To cite: Berezkin Yu., 'Dvoe bratyev, chetvero bratyev: varianty otnosheniy mezhdu protagonistami kak mifologicheskie motivy' [Two Brothers, Four Brothers: Models of Relations between the Heroes of Narratives as Mythological Motifs], Antro-pologicheskij forum, 2023, no. 57, pp. 108-130. doi: 10.31250/1815-8870-2023-19-57-108-130
URL: http://anthropologie.kunstkamera.ru/files/pdf/057/berezkin.pdf
Юрий Березкин
Двое братьев, четверо братьев: варианты отношений между протагонистами как мифологические мотивы
В статье впервые анализируется глобальное распространение таких мифологических мотивов, которые представляют собой не образы или фабульные эпизоды, а варианты повествований, обусловленные числом основных участников действия и характером отношений между ними. Многие использованные в обзоре тексты не раз рассматривались как свидетельствующие об отражении в мифологии особой социальной организации, универсально свойственной первобытному обществу. При ближайшем рассмотрении оказывается, что за «дуалистической мифологией» или «близнеч-ным мифом» кроются непохожие и зафиксированные в разных регионах формы отношений между главными участниками действия. Особенности ареального распространения мотивов позволяют связать их с разновременными историческими процессами, имеющими отношение к заселению Нового Света. Вариант с двумя спутниками или братьями, один из которых — победитель, а другой — подражающий ему неудачник, характерен для Южной Америки к востоку от Анд и Меланезии. Миф о творце и его конкуренте известен в трех районах Северной Америки и имеет множество параллелей в континентальной Евразии. Вариант с четырьмя братьями, носящими одно имя, из которых один намного важнее других, встречается только на юго-востоке Колумбии и на севере Колумбийского плато. Ключевые слова: дуалистические мифологии, близнечный миф, мифология американских индейцев, заселение Нового Света.
Юрий Евгеньевич Березкин
Музей антропологии и этнографии (Кунсткамера) РАН / Европейский университет в Санкт-Петербурге, Санкт-Петербург, Россия [email protected]

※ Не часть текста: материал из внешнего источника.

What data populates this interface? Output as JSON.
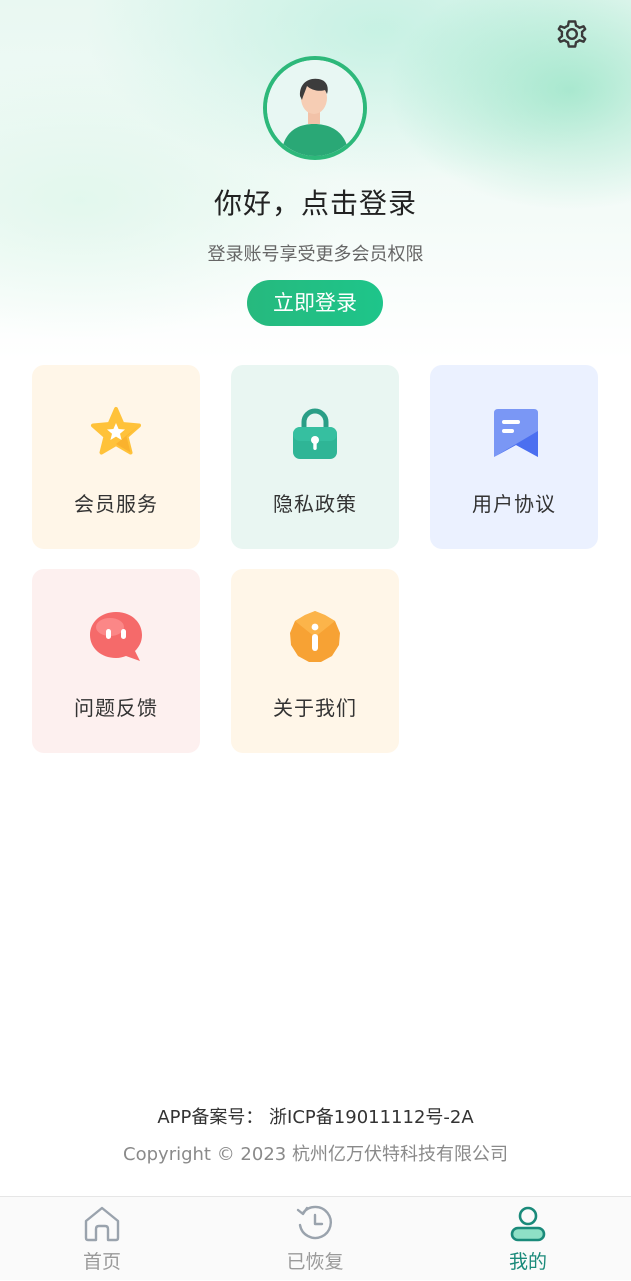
{
  "profile": {
    "greeting": "你好，点击登录",
    "subtitle": "登录账号享受更多会员权限",
    "login_button": "立即登录"
  },
  "menu": {
    "items": [
      {
        "label": "会员服务",
        "icon": "star-icon",
        "bg": "#fff6e8"
      },
      {
        "label": "隐私政策",
        "icon": "lock-icon",
        "bg": "#e9f6f2"
      },
      {
        "label": "用户协议",
        "icon": "document-icon",
        "bg": "#ebf1ff"
      },
      {
        "label": "问题反馈",
        "icon": "chat-bubble-icon",
        "bg": "#fdf0ef"
      },
      {
        "label": "关于我们",
        "icon": "info-icon",
        "bg": "#fff6e8"
      }
    ]
  },
  "footer": {
    "record": "APP备案号： 浙ICP备19011112号-2A",
    "copyright": "Copyright © 2023 杭州亿万伏特科技有限公司"
  },
  "tabbar": {
    "tabs": [
      {
        "label": "首页",
        "icon": "home-icon",
        "active": false
      },
      {
        "label": "已恢复",
        "icon": "history-icon",
        "active": false
      },
      {
        "label": "我的",
        "icon": "user-icon",
        "active": true
      }
    ]
  },
  "colors": {
    "accent": "#26b97e",
    "active_tab": "#1a8a7a",
    "inactive_tab": "#9a9a9a"
  }
}
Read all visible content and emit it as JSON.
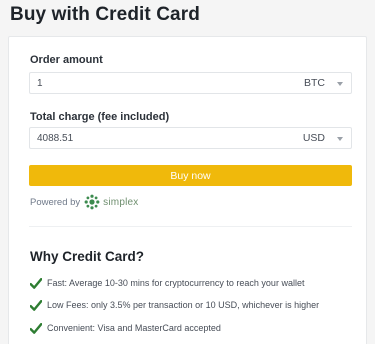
{
  "page": {
    "title": "Buy with Credit Card"
  },
  "order": {
    "label": "Order amount",
    "value": "1",
    "currency": "BTC"
  },
  "charge": {
    "label": "Total charge (fee included)",
    "value": "4088.51",
    "currency": "USD"
  },
  "buy_button": {
    "label": "Buy now"
  },
  "powered": {
    "prefix": "Powered by",
    "brand": "simplex"
  },
  "why": {
    "title": "Why Credit Card?",
    "items": [
      {
        "text": "Fast: Average 10-30 mins for cryptocurrency to reach your wallet"
      },
      {
        "text": "Low Fees: only 3.5% per transaction or 10 USD, whichever is higher"
      },
      {
        "text": "Convenient: Visa and MasterCard accepted"
      }
    ]
  },
  "colors": {
    "accent": "#f0b90b",
    "check": "#2e7d32",
    "brand_logo": "#3d8b4f"
  },
  "icons": {
    "dropdown": "chevron-down-icon",
    "check": "check-icon",
    "simplex": "simplex-logo-icon"
  }
}
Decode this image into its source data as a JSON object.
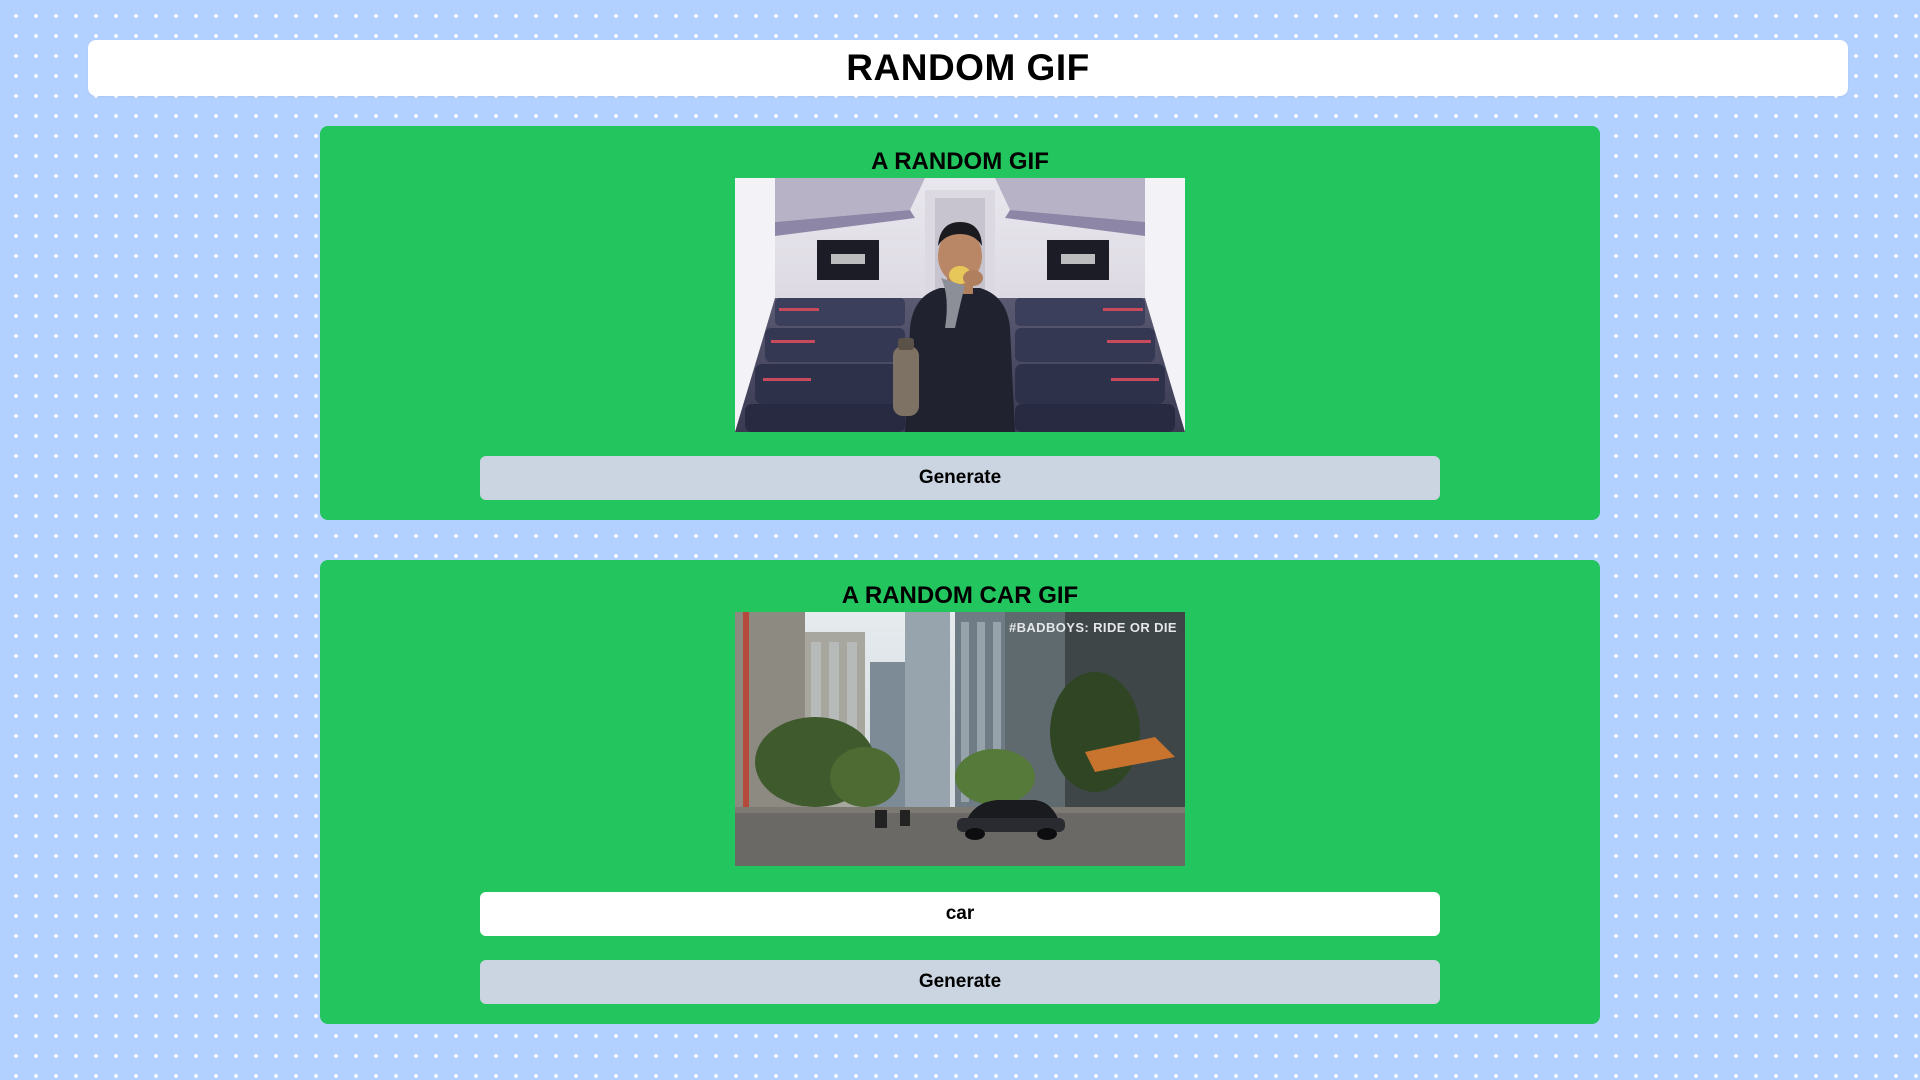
{
  "header": {
    "title": "RANDOM GIF"
  },
  "random_card": {
    "title": "A RANDOM GIF",
    "image_alt": "airplane cabin gif",
    "generate_label": "Generate"
  },
  "tag_card": {
    "title": "A RANDOM CAR GIF",
    "image_overlay_text": "#BADBOYS: RIDE OR DIE",
    "search_value": "car",
    "generate_label": "Generate"
  },
  "colors": {
    "page_background": "#b3d1ff",
    "card_background": "#22c55e",
    "button_background": "#cbd5e1",
    "header_background": "#ffffff"
  }
}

Работая над созданием базы данных фольклора и мифологии мира, мы используем два основных термина — «мотив» как эпизод или образ, обнаруженный в двух или более традициях, и «традиция» как совокупность текстов, зафиксированных в пределах определенной этноязыковой общности или территории. Это определение привлекательно краткостью, но не совсем точно. Эпизоды и образы действительно составляют огромное большинство повторяющихся текстовых элементов, однако есть и другие, в частности устойчивые словесные обороты (формулы), имена собственные, виды животных, наделенные теми или иными функциями, разного рода числовые константы и, наконец, особенности отношений между участниками повествований. Данные мотивы, как и все остальные, встречаются по миру не хаотически, а присутствуют в одних регионах и отсутствуют в других. Если же распределение неравномерно, то неизбежен вопрос, с чем это связано. Либо закономерности носят функциональный характер, завися от влияния природных, социальных или хозяйственных факторов, либо они отражают интенсивность обмена информацией между
традициями в определенные эпохи. Так или иначе, но, прежде чем объяснять тенденции, необходимо их выявить.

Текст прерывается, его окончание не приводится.